Her mother Lizzie Macdonald said it had been special to have her daughter home for the final few days.
She added: “It was amazing. We just couldn’t believe she was being allowed home for Christmas as we were told she had 24 to 48 hours to live.
“We were called to the hospital on 18th December as they thought she was going to pass away that night. But she had a fantastic Christmas — she was sitting on the couch watching Mrs Brown’s Boys roaring with laughter. She was on morphine and should have been flat out but she wasn’t going down without a fight.
“We thought she was going to slip away after Christmas but she proved us all wrong again. It gave us hope, we thought they might have it all wrong. She made Hogmanay and all the family were there. It was like she made it her mission to see Christmas and New Year because from the 1st she just started to go to sleep and it just got deeper and deeper.”
The former Inverness High School pupil, who grew up in Laurel Avenue, Dalneigh, received her first liver transplant more than 10 years ago but her body rejected it.
A second then a third transplant followed, but her condition worsened and doctors discovered the left side of her liver had died along with the main artery carrying blood to the organ.
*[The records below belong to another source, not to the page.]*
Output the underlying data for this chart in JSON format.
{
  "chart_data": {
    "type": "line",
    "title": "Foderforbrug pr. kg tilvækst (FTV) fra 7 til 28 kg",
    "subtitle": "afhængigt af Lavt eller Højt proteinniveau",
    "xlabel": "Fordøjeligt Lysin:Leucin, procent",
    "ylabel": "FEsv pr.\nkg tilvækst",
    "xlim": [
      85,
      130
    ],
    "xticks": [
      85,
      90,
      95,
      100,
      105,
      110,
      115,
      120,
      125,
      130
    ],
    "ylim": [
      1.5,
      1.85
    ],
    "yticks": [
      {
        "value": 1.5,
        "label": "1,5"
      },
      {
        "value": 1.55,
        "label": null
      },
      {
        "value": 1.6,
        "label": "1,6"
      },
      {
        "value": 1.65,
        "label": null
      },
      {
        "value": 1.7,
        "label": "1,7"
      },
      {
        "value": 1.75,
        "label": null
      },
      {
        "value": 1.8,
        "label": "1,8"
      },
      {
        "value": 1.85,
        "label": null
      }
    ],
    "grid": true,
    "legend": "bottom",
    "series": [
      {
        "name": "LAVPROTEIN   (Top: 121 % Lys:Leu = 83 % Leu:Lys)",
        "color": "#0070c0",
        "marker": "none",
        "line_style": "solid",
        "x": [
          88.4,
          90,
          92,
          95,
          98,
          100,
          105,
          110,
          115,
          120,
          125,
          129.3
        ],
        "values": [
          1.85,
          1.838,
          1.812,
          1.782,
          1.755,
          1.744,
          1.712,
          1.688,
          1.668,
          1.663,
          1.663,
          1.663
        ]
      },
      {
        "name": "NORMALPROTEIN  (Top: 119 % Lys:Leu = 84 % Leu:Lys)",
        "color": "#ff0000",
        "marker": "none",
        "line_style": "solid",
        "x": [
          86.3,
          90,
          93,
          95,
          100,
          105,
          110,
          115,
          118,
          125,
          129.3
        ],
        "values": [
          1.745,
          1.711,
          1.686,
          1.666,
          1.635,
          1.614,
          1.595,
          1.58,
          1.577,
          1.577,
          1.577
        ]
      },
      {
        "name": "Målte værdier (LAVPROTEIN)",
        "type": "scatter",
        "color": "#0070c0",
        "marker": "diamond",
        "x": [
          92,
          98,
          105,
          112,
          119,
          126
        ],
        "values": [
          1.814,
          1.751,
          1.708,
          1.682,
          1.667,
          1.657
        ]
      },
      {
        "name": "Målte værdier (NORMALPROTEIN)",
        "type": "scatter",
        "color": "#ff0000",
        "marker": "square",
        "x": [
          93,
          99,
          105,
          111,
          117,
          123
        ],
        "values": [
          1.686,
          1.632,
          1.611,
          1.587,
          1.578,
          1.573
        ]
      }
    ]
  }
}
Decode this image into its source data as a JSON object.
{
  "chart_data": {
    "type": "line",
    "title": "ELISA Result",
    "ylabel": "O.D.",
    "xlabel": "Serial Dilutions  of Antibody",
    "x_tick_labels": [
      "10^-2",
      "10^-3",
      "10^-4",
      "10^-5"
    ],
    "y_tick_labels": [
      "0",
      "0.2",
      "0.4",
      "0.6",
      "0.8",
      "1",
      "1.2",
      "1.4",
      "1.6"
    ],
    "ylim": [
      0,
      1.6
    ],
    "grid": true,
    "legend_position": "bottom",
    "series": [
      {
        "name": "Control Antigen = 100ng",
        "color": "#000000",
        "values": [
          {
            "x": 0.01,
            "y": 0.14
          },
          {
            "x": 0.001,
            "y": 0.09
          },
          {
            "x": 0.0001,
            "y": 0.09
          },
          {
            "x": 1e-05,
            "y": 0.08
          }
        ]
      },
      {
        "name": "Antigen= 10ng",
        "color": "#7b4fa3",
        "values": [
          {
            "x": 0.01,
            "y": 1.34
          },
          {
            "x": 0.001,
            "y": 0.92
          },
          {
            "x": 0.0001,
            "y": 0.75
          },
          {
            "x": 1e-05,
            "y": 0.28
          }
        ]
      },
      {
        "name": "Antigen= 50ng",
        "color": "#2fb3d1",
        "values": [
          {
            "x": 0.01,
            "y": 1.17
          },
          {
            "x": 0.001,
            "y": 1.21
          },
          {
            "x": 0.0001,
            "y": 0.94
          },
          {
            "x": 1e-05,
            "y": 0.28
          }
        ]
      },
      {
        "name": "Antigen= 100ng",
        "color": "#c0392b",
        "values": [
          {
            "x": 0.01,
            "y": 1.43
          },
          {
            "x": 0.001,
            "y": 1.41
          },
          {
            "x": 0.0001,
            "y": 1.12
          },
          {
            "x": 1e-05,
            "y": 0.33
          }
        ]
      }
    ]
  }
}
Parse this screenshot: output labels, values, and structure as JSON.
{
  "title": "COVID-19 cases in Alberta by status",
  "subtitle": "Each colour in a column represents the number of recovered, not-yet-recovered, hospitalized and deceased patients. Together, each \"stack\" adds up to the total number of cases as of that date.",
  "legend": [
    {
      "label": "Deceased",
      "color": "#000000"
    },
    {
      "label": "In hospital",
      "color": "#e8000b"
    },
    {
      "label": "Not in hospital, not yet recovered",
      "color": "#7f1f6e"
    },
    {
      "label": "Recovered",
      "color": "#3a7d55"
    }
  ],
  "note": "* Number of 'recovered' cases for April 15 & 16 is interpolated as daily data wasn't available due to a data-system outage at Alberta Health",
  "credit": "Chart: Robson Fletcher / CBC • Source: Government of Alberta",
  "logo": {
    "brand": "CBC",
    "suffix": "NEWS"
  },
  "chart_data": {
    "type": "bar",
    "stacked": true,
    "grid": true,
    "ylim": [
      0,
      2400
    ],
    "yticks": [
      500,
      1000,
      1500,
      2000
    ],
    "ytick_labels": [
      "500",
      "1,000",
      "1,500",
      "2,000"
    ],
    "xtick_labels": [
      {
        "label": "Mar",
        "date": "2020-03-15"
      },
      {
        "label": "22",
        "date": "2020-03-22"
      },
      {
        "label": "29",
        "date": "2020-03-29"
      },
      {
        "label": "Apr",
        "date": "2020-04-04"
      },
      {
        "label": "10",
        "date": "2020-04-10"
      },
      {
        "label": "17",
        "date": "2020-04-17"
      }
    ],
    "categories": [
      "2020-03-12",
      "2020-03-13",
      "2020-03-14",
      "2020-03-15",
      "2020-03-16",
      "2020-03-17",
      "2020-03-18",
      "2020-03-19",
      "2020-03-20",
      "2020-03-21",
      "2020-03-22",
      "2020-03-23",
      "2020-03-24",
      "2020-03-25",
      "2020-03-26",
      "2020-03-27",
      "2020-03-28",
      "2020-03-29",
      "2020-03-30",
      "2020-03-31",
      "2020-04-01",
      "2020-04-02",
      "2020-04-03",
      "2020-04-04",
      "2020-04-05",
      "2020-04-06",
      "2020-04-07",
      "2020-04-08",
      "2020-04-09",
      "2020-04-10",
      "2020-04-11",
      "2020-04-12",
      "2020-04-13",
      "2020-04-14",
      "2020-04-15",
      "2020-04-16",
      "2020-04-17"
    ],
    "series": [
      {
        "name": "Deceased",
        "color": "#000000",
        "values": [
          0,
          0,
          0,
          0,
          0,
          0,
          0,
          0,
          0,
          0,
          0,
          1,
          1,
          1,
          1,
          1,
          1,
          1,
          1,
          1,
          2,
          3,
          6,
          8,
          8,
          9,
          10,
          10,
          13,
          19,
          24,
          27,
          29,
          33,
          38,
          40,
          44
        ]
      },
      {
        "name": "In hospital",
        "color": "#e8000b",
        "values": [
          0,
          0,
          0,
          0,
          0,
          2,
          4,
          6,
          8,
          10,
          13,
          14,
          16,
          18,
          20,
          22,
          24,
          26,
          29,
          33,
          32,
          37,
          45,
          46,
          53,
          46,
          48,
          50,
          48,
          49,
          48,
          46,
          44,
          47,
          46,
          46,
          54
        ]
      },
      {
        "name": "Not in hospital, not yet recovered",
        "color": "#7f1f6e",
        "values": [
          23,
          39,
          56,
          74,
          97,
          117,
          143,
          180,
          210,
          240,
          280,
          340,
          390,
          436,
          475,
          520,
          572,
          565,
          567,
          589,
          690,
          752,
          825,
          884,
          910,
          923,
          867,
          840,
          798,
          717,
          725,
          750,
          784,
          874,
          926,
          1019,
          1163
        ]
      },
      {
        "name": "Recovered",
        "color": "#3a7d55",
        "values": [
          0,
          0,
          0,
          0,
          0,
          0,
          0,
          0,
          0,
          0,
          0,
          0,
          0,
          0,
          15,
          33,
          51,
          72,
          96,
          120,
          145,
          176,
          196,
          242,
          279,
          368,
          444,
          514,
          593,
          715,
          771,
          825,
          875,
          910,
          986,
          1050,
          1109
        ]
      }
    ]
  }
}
Her family said a fourth transplant was impossible because of the damage caused.
Mrs Macdonald described hearing her daughter’s diagnosis as a moment of disbelief, but said despite years of ill health, it had not stopped her living a full life, working for a time in a city cafe and continuing to play football when she was well and doting on her now three-year-old niece Morgan.
“She never complained and never played on it,” she added. “She was outgoing, with a dry sense of humour.”
Alastair MacGilchrist, a liver specialist based in Edinburgh, explained it was very unusual to receive three liver transplants and in most cases autoimmune hepatitis responds well to drugs without the need for a transplant.
“Although she had a lot of ill health, each transplant gave her a further few years of life, the majority of which were in good health,” he said
Miss McCabe’s family thanked medical staff who helped her, many of whom had become like family, and nurses who made it possible for her to be at home at Christmas.
Miss McCabe, who lived in St Mary’s Road, Kirkhill, leaves behind her parents, stepfather, three brothers, a sister, niece and nephew.
Her funeral takes place on Saturday, with donations being taken for the Liver Transplant Foundation at Edinburgh Royal Infirmary.